The effect of this remarkable passage is one of the things which go to show what can be done in the way of tone-coloring with strings alone. The vital points for the reader to bear in mind are those which have been brought out as to the distribution of the harmony in the strings and the necessity of writing for them so that they are independent. To follow the development of skill in this among the successive composers is one of the most fascinating branches of musical study.

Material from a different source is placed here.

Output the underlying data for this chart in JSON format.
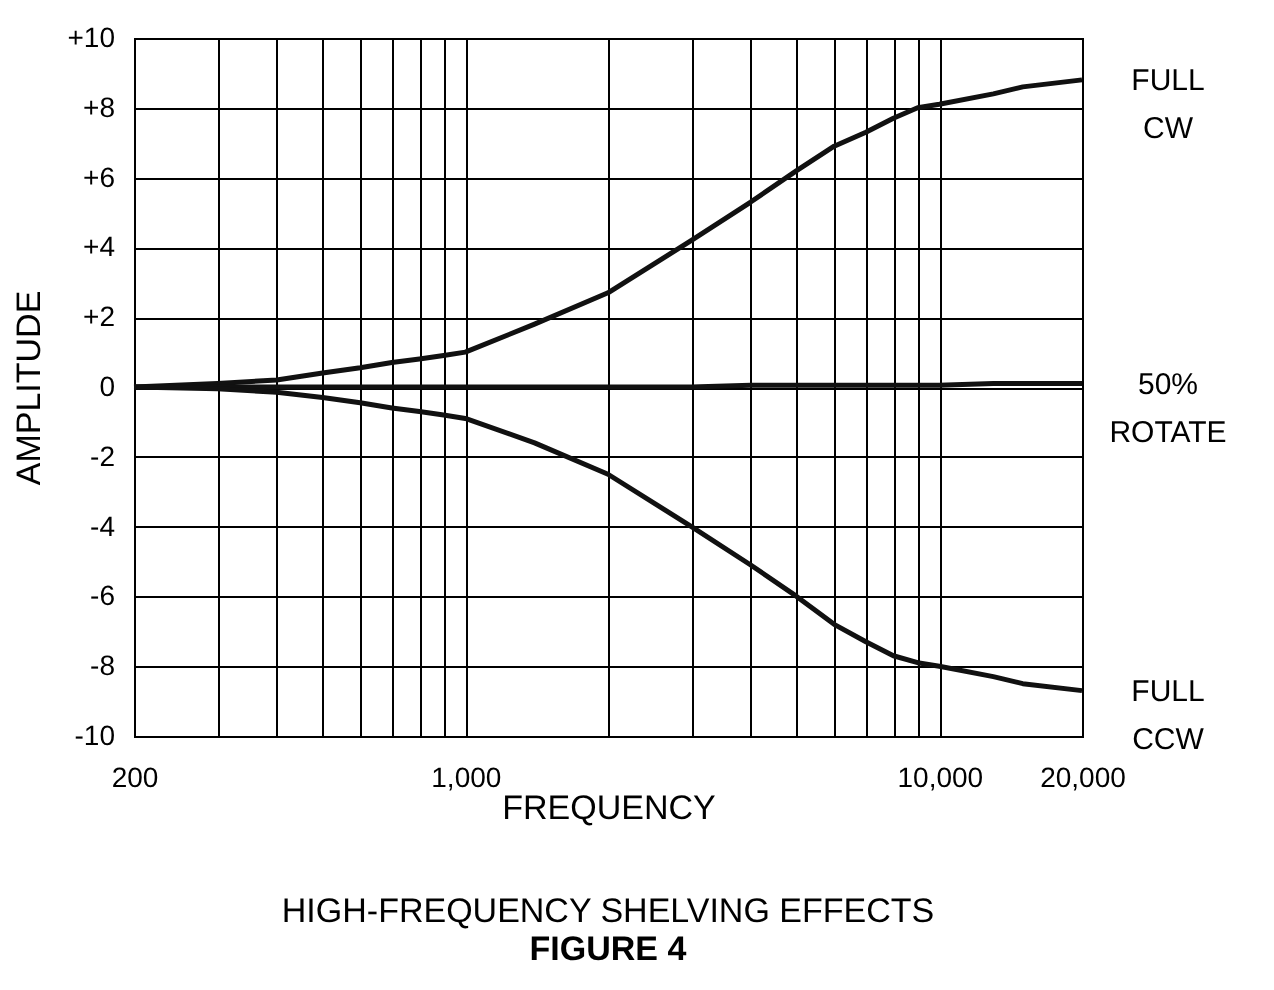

Note.—The tremolo and pizzicato of bowed instruments were invented by Monteverde (1568-1643). The striking of chords on such instruments was introduced into orchestral music by Haydn. Mutes were first used in the orchestra by Gluck in his “Armide.” The oldest and most familiar example of the contrast between muted and unmuted strings is found in the “Creation” at the words, “And God said ‘Let there be light.’” The mutes are taken off at “And there was light.” The oldest known use of harmonics is that in Philidor’s opera “Tom Jones” (1765). The division of violins into more than two parts was first employed by Weber. Beethoven introduced divided violas in the last movement of the Ninth Symphony.
VIII
The Wood-Wind
Whence originated the custom of calling the collection of wooden wind-instruments used in the modern orchestra “the wood-wind,” I am quite sure I do not know. It is still more common among musicians to speak of them simply as “the wood,” notwithstanding that the stringed instruments played with a bow are also made of wood. It is a convenient term, and its meaning being pretty generally understood, only a purist in language would object to its employment. The “wood,” then, in the modern orchestra consists of flutes, oboes, clarinets, and bassoons. Of these instruments the flute is the oldest, and was the first to be used in those indiscriminate assemblies of instruments corresponding to orchestras in the early days of the art. The flute was used in ancient Egypt, and, for the matter of that, so was the oboe, which found its way into the orchestra at least as far back as Beaujoyeux’s “Ballet Comique de la Reine” (1581). Everyone knows a flute when he sees it, and is acquainted with its tone, but I have learned by experience that very few persons know anything about the other wood instruments.
Yet their importance in the modern orchestra cannot be overestimated. Half the tone-coloring of our symphonic works and operatic scores depends upon skilful combinations of the tone-tints of wooden wind-instruments either with one another or with other members of the band. It is almost wholly in the direction of variety of combination that the art of writing for wood-wind has developed. In the early days, before a system of enriched instrumentation had been developed, it was the custom to treat the wood-wind parts without any design that affected the display of their coloring qualities. Sebastian Bach’s scores, for instance, show a complete absorption of the polyphonic style. He regarded his instruments as so many voices, and he treated them as such. Each part was written in a manner essentially melodious, and related to the other parts strictly in contrapuntal style. The conception of purely orchestral effect did not find birth in the mind of Bach. He was too entirely occupied with the development of the polyphonic subject to discover the possibilities of mixed tone-tints. Furthermore, he was not sufficiently imbued with a feeling for the harmonic style—the style in which a leading melody is supported by a subsidiary accompaniment founded on chords, as in our songs. This is the style on which our symphony rests, but it was foreign to Bach’s genius, which was fundamentally fugal.